Un homme prévoit de mourir en direct sur Facebook,. Lourdement handicapé et atteint par une maladie incurable, Alain Cocq, 57 ans, a confirmé qu’il allait mettre, dès ce soir, son projet à exécution. En grande souffrance, il avait sollicité Emmanuel Macron ces dernières semaines afin de pouvoir bénéficier d’une aide active à mourir.

Dans un courrier daté de jeudi, le chef de l’État a refusé d’accéder à sa demande, expliquant que le suicide assisté n’était pas autorisé par la loi française. En conséquence, depuis son lit médicalisé à Dijon (Côte-d’Or), Alain Cocq a annoncé qu’il allait cesser de s’alimenter et de s’hydrater à partir de ce vendredi pour alerter sur la situation des personnes en fin de vie. 20 Minutes analyse pourquoi il n’a pas pu bénéficier d’une aide active à mourir.

De quelle pathologie souffre Alain Cocq ?

La maladie orpheline dont souffre le Dijonnais est tellement rare qu’elle n’a même pas de nom.

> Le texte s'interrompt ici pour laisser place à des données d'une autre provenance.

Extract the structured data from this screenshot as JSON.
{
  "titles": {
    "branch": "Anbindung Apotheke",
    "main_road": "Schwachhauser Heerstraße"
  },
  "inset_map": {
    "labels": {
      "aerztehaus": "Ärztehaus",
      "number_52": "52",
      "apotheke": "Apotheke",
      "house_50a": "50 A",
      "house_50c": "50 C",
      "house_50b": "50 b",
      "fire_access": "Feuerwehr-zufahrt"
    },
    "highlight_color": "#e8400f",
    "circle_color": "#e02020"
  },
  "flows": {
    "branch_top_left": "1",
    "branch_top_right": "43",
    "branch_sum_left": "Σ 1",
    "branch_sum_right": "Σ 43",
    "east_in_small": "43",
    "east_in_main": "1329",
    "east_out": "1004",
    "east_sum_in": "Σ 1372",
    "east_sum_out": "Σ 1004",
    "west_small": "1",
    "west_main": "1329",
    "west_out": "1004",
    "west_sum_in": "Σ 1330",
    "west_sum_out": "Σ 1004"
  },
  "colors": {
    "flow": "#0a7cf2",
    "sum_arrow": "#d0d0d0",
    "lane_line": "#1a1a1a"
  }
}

D’après lui, seules trois personnes au monde en présentent les symptômes. « Et deux en sont décédées », affirme-t-il sans qu’il soit possible de le vérifier.

Concrètement, les parois des artères de cet homme de 57 ans se collent, ce qui entraîne une ischémie (arrêt ou insuffisance de la circulation du sang dans un tissu ou un organe). Si les médecins s’en sont aperçus lors d’une bénigne opération du genou consécutive à une chute en 1986, Alain Cocq assure en avoir ressenti les premiers symptômes quand il avait « 12 ou 13 ans ».

Aujourd’hui, il ressent des décharges électriques dans son corps « toutes les deux ou trois secondes », ne peut plus se lever de son lit médicalisé et perd peu à peu l’usage de la parole, de l’ouïe et de la vue.

Pourquoi ne peut-on pas dire qu’il est « en fin de vie » et qu’est ce que cela change ?

Même si Alain Cocq assure être en « phase terminale depuis 34 ans », il n’est aujourd’hui pas « en fin de vie ». En grande souffrance, cet ancien plombier est incapable, pour autant, de prouver que sa vie est menacée à très court terme.

Cela constitue une vraie différence. La loi Claeys – Leonetti (2015) prévoit, en effet, la possibilité « d’une sédation profonde et continue » pour les patients en souffrance et en « fin de vie ». Dans les faits, Alain Cocq ne peut donc pas bénéficier de cette disposition, au sens strict.

Toutefois, s’il met à exécution, ce vendredi soir, son projet de se laisser mourir de faim et de soif en cessant de s’alimenter et de s’hydrater, il passera rapidement en « fin de vie » et pourra disposer de la sédation prévue par la loi.

Dans ce cadre, pourquoi refuse-t-il de le faire ?

Militant infatigable de la cause handicapée, Alain Cocq a rapidement exclu l’idée de pouvoir bénéficier d’une sédation continue jusqu’à sa mort. D’abord, parce qu’il souhaite rester « conscient » et non pas « mourir après avoir passé plusieurs jours dans les vapes ».

Surtout, cet homme âgé de 57 ans veut alerter l’opinion publique sur la situation des personnes en fin de vie en France. Lui souhaite que la France aille plus loin sur l’euthanasie en permettant l’aide médicale à mourir, soit le suicide assisté. « Ce que je veux, c’est qu’un médecin me mette un puissant barbiturique dans la main, que je l’avale et que tout soit terminé », confie-t-il. Une option qu’a catégoriquement exclue Emmanuel Macron.

Pourquoi le gouvernement a-t-il refusé d’évoluer sur cette question ?

Que ce soit lors de la campagne de l’élection présidentielle ou depuis qu’il est à l’Elysée, Emmanuel Macron n’a jamais vraiment pris position en faveur de l’euthanasie active. « Et je ne crois pas que cela soit à l’ordre du jour », assure Alain Claeys, l’ancien député (PS) à l’origine de la loi de 2015.

Soucieux de ne pas raviver un épineux débat de société, l’exécutif souhaite plutôt que la loi de 2015 soit déjà bien appliquée et encourage les Français à rédiger leurs directives anticipées. « Parce que je ne me situe pas au-dessus des lois, je ne suis pas en mesure d’accéder à votre demande, a ainsi répondu le président à Alain Cocq dans une lettre datée de jeudi. Votre souhait est de solliciter une aide active à mourir qui n’est aujourd’hui pas permise dans notre pays. »

Alain Cocq a annoncé qu’il mettrait son projet à exécution ce vendredi au coucher. Il ne conservera que son traitement de morphine pour éviter de souffrir.